OK, so this isn’t necessarily anything new, but I had to go with the running joke of the two blog posts this post is more or less a follow up to. If you haven’t already read them, go read Yegge’s Dynamic Languages Strikes Back, and Beust’s Return Of The Statically Typed Languages.
So let’s see. Distilled, Steve thinks that static languages have reached the ceiling for what’s possible to do, and that dynamic languages offer more flexibility and power without actually sacrificing performance and maintainability. He backs this up with several research papers that point to very interesting runtime performance improvement techniques that really can help dynamic languages perform exceptionally well.
On the other hand Cedric believes that Scala is bad because of implicits and pattern matching, that it’s common sense to not allow people to use the languages they like, that tools for dynamic languages will never be as good as the ones for static ones, that Java generics isn’t really a problem, that dynamic language performance will improve but that this doesn’t matter, that static languages really hasn’t failed at all and that Java is still the best language of choice, and will continue to be for a long time.
Now, these two bloggers obviously have different opinions, and it’s really hard to actually see which parts are facts and which are opinions. So let me try to sort out some facts first:
Dynamic language have been around for a long time. As long as statically typed languages in fact. Lisp was the first one.
There have been extremely efficient dynamic language implementations. Some of the Common Lisp implementations are on par with C performance, and Strongtalk also achieved incredible numbers. As several commenters have noted, Strongtalks performance did not come from the optional type tags.
All dynamic languages in large use today are not even on the same map with regards to performance. There are several approaches to fixing these, but we can’t know how well they will work out in practice.
Java’s type system is not very strong, and not very static, as these definitions go. From a type theoretic stand point Java does not offer neither static type safety nor any complete guarantees.

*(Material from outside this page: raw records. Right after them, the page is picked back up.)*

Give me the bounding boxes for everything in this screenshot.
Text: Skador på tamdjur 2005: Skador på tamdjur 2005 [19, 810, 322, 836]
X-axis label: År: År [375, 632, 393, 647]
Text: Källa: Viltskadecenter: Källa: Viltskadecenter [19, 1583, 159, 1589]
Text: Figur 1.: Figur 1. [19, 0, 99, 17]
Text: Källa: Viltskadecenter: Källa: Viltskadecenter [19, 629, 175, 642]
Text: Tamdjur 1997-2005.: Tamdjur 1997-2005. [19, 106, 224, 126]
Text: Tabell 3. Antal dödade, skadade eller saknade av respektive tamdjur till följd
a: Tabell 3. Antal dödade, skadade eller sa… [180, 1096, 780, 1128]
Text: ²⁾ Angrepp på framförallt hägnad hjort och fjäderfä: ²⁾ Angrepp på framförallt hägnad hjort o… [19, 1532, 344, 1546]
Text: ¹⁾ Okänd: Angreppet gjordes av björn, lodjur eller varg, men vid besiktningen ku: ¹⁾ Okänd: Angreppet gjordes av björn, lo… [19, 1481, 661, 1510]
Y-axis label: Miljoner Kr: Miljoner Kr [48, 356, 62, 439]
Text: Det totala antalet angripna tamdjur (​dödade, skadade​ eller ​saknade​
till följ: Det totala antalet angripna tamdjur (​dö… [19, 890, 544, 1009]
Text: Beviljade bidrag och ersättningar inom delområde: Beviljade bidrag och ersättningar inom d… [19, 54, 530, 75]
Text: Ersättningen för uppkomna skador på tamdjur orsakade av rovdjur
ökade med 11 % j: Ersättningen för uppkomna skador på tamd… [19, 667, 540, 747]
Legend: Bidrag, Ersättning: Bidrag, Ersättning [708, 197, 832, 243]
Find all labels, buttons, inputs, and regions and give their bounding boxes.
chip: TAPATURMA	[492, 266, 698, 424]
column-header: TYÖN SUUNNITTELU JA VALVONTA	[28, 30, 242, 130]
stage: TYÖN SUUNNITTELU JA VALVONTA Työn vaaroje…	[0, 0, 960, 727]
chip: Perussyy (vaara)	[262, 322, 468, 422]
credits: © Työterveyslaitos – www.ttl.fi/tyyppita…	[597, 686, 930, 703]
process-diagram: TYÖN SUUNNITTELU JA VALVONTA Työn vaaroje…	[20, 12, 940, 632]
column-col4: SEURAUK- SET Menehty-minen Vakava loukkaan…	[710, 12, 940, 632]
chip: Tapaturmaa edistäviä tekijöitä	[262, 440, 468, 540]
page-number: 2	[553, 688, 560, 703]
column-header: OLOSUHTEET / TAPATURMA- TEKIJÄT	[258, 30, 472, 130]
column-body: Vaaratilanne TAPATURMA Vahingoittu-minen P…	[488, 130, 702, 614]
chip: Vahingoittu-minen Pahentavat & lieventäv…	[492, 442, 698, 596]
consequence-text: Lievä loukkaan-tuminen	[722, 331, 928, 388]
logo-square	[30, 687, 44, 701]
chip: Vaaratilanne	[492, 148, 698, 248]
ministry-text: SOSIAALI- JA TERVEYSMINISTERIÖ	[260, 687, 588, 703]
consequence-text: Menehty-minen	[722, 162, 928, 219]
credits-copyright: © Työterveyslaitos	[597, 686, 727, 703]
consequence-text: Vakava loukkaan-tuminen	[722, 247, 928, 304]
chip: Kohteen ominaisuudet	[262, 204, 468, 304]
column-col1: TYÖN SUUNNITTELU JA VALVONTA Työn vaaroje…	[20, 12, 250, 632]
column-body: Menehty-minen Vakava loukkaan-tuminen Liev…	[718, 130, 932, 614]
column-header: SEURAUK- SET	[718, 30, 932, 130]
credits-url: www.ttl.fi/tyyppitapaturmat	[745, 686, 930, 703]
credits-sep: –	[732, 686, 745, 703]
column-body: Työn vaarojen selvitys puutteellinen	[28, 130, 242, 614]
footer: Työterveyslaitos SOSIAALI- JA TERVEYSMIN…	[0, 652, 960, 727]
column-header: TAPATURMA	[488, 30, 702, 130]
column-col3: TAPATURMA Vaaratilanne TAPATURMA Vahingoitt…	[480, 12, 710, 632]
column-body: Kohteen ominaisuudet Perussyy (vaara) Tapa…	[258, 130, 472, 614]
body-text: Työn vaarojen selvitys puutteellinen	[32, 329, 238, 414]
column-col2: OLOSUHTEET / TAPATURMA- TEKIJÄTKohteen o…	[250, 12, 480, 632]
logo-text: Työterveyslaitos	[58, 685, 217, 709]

There is a good reason for these holes in Java. In particular, Java was created to give lots of hints to the compiler so the compiler can catch errors where the programmer is insoncistent. This is one of the reasons that you very often find yourself writing the same type name twice, including the type name arguments (generics). If the programmer makes a mistake at one side, the compiler will be able to catch this error very easily. It is a redundancy in the syntax that makes Java programs very verbose, but helps against certain kinds of mistakes.
Really strong type systems like those Haskell and OCaML use provide extremely strong compile time guarantees. This means that if the compiler accepts your program, you will never see any runtime errors from the type system. This allows these compilers to generate very efficient code, because they know more about the state of the application at most points in time, compared to the compiler for Java, which knows some things, but not nearly as much as Haskell or OCaML.
The downside of really strong type systems is that they disallow some extremely common expressions – these are things you intuitively can imagine, but it can’t be expressed within the constraints of such a type system. One solution to these problems is to add higher kinds, but these have a tendency to create more complexity and also suffer from some of the same problems.
So, we have three categories of languages here. The strongly statically checked ones, like Haskell. The weakly statically checked ones, like Java. And the dynamically checked ones, like Ruby. The way I look at these, they are good at very different things. They don’t even compete in the same leagues. And comparing them is not really a valid point of reasoning. The one thing that I am totally sure if is that we need better tools. And the most important tool in my book is the language. It’s interesting, many Java programmers talk so much about tools, but they never seem to think about their language as a tool. For me, the language is what shapes my thinking, and thus it’s definitely much more important than which editor I’m using.
I think Cedric have a point in that dynamic language tool support will never be as good as those for statically typed languages – at least not when you’re defining “good” to be the things that current Java tools are good at. Steve thinks that the tools will be just as good, but different. I’m not sure. To a degree I know that no tool can ever be completely safe and complete, as long as the language include things like external configuration, reflection and so on. There is no way to include all dynamic aspects of Java, but using the common mainstream parts of the language will give you most of these. As always this is a tradeoff. You might get better IDE support for Java right now, but you will be able to express things in Ruby that you just can’t express in Java because the abstractions will become too large.
This is the point where I’m going to do a copout. These discussions are good, to the degree that we are working on improving our languages (our tools). But there is a fuzzy line in these discussions, where you end up comparing apples and oranges. These languages are all useful, for different things. A good programmer uses his common sense to provide the best value possible. That includes choosing the best language for the job. If Ruby allows you to provide functionality 5 times faster than the equivalent functionality with Java, you need to think about whether this is acceptable or not. On the one hand, Java has IDEs that make maintainability easier, but with the Ruby codebase you will end up maintaining a fifth of the size of the Java code base. Is that trade off acceptable? In some cases yes, in some cases no.
I guess that’s the message of this post. Compare languages, understand your most important tools. Have several different tools for different tasks, and understand the failings of your current tools. Reason about these failings in comparison to the tasks they should do well, instead of just comparing languages to languages.
Be good polyglot programmers. The world will not have a new big language again, and you need to rewire your head to work in this environment.